When the sculptures were discovered, researchers believed that they were 2,000 years old, based on similarities with artworks found in Petra, Jordan, the rock site was initially dated from the Nabataean period.
But as per the latest research published in the Journal of Archaeological Science, the actual age has been estimated. The research was led by researchers from the Saudi Ministry of Culture, the Max Planck Institute for the Science of Human History, the CNRS, and King Saud University.
It has been found that by the late 6th millennium BC most if not all of the reliefs had been carved, making the Camel Site reliefs the "oldest surviving large-scale reliefs" known in the world.
It is important to note here that 8,000 years old means the famous three-dimensional camel sculptures now becomes even older than some other ancient landmarks like Stonehenge (5,000 years old) or the Pyramids of Giza (4,500 years old).
The famous Camel Site is unique in its own way as the ancient mysteries around rock spurs are giving the researchers the fuel to keep digging and get to know more about it.
"We can now link the Camel Site to a period in prehistory when the pastoral populations of northern Arabia created rock art and built large stone structures called mustatil," the authors state.
"The Camel Site is therefore part of a wider pattern of activity where groups frequently came together to establish and mark symbolic places."
A scientific study by the #SaudiHeritageCommission with Saudi and international researchers, has been able to date rock carvings at the ‘Camel Site’ in Al Jouf back to the Neolithic period. pic.twitter.com/LxoH3ZSj1U— هيئة التراث (@MOCHeritage) September 15, 2021
The #SaudiHeritageCommission team working at the ‘Camel Site’ in Al Jouf were able to identify and analyze rock carvings, even where they had been affected by natural erosion. pic.twitter.com/iAeDUNtJpN— هيئة التراث (@MOCHeritage) September 15, 2021
As per the abstract of the research, the chronological assessment of the site became because of the severe damage by erosion, which was coupled with substantial destruction of the surrounding archaeological landscape.

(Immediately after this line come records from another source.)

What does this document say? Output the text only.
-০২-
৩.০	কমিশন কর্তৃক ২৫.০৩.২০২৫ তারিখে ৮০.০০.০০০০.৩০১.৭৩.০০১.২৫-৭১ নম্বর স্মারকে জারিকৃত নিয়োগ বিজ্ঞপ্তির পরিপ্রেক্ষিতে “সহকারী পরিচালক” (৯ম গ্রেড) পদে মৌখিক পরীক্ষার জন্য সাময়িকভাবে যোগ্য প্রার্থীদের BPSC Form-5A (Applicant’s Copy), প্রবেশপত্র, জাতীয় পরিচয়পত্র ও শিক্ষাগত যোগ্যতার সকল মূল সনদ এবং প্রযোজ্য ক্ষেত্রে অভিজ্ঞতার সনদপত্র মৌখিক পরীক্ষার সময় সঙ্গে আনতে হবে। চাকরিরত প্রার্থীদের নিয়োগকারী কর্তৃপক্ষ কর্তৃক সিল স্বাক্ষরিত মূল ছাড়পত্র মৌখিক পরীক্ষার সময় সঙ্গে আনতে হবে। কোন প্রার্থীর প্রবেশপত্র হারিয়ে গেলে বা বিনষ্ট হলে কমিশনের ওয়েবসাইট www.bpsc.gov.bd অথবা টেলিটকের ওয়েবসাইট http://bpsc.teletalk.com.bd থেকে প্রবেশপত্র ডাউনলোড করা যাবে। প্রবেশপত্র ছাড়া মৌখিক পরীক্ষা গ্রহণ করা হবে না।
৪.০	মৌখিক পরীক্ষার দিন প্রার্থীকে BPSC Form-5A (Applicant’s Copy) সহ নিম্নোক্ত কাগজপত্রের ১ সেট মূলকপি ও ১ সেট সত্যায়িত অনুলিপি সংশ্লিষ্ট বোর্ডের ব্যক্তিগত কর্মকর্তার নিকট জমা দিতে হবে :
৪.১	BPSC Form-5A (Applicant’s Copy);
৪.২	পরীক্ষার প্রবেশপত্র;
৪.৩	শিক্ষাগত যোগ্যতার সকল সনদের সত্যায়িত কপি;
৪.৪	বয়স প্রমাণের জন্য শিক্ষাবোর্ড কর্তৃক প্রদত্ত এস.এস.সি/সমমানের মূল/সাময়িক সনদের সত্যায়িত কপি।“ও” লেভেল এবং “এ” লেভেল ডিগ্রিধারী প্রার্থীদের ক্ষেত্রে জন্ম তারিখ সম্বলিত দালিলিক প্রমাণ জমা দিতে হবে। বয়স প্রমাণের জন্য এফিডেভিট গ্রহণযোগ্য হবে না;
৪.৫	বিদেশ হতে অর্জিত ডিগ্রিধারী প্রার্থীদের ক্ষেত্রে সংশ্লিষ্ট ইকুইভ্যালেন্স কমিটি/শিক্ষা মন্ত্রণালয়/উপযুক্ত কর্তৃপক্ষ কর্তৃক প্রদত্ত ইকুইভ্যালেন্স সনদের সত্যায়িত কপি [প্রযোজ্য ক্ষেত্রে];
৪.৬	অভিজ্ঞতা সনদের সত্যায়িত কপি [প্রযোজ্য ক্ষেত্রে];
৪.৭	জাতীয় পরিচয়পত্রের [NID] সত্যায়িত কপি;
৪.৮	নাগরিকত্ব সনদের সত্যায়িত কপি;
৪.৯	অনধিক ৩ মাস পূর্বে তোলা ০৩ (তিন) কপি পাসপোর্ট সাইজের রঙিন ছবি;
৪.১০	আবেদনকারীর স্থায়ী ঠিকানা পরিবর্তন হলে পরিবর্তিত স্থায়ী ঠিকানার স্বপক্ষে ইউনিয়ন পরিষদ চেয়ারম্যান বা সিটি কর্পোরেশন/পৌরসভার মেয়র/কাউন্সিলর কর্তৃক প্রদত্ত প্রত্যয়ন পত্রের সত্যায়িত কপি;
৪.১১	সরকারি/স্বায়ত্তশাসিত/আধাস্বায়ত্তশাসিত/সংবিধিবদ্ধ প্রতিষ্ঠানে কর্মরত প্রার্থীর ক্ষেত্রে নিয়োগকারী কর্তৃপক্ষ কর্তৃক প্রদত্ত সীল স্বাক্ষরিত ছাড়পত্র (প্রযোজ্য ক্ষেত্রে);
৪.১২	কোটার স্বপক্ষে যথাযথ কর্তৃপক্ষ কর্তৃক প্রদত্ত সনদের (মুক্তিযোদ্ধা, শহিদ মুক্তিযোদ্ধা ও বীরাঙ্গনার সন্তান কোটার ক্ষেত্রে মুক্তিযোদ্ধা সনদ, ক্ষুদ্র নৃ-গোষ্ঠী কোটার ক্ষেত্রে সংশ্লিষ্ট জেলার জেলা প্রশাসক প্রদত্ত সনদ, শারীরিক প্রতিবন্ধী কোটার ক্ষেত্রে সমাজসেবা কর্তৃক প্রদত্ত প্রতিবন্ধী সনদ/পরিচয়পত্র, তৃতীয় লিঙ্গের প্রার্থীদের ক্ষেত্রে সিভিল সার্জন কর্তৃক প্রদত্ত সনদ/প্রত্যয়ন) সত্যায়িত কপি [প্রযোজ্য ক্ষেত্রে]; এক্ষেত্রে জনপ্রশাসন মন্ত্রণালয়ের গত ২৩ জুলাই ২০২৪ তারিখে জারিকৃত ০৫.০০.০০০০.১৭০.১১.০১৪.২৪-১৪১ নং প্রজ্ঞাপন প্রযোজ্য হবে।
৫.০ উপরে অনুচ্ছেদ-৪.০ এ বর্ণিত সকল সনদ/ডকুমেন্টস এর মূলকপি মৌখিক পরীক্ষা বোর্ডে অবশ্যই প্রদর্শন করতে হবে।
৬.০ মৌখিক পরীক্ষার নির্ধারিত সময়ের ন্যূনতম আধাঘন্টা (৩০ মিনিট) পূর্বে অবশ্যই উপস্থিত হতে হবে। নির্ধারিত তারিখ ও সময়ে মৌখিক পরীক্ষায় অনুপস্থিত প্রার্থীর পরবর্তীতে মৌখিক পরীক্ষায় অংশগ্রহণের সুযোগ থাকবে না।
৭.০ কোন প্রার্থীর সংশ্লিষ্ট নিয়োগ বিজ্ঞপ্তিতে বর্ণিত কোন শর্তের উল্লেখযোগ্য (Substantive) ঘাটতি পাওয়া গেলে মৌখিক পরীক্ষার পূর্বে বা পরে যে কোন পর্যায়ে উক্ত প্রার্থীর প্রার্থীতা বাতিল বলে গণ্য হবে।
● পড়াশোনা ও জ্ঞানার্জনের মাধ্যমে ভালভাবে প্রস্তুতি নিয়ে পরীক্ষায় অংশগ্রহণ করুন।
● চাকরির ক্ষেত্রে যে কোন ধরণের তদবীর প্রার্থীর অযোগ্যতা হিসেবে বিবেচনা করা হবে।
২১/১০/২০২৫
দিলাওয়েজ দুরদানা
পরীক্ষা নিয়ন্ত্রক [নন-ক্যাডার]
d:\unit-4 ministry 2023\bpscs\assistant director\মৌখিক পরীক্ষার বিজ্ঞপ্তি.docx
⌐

The researchers revealed that to establish an age for the site the team used a range of scientific methods including analysis of tool marks, assessment of weathering and erosion patterns, portable X-ray fluorescence spectrometry (pXRF) to measure rock varnish density, and luminescence dating of fallen fragments.
In addition, test excavations identified a homogenous lithic assemblage as well as faunal remains, which could be radiocarbon dated.
Part of the study read, "Our results show that the reliefs were carved with stone tools and that the creation of the reliefs, as well as the main period of activity at the site, date to the Neolithic. Neolithic arrowheads and radiocarbon dates attest occupation between 5200 and 5600 BCE."
"Neolithic communities repeatedly returned to the Camel Site, meaning its symbolism and function was maintained over many generations," said the study’s author, Dr Maria Guagnin, from the Max Planck Institute for the Science of Human History in Germany.
"Preservation of this site is now key, as is future research in the region to identify if other such sites may have existed. Time is running out on the preservation of the Camel Site and on the potential identification of other relief sites as damage will increase and more reliefs will be lost to erosion with each passing year," she added.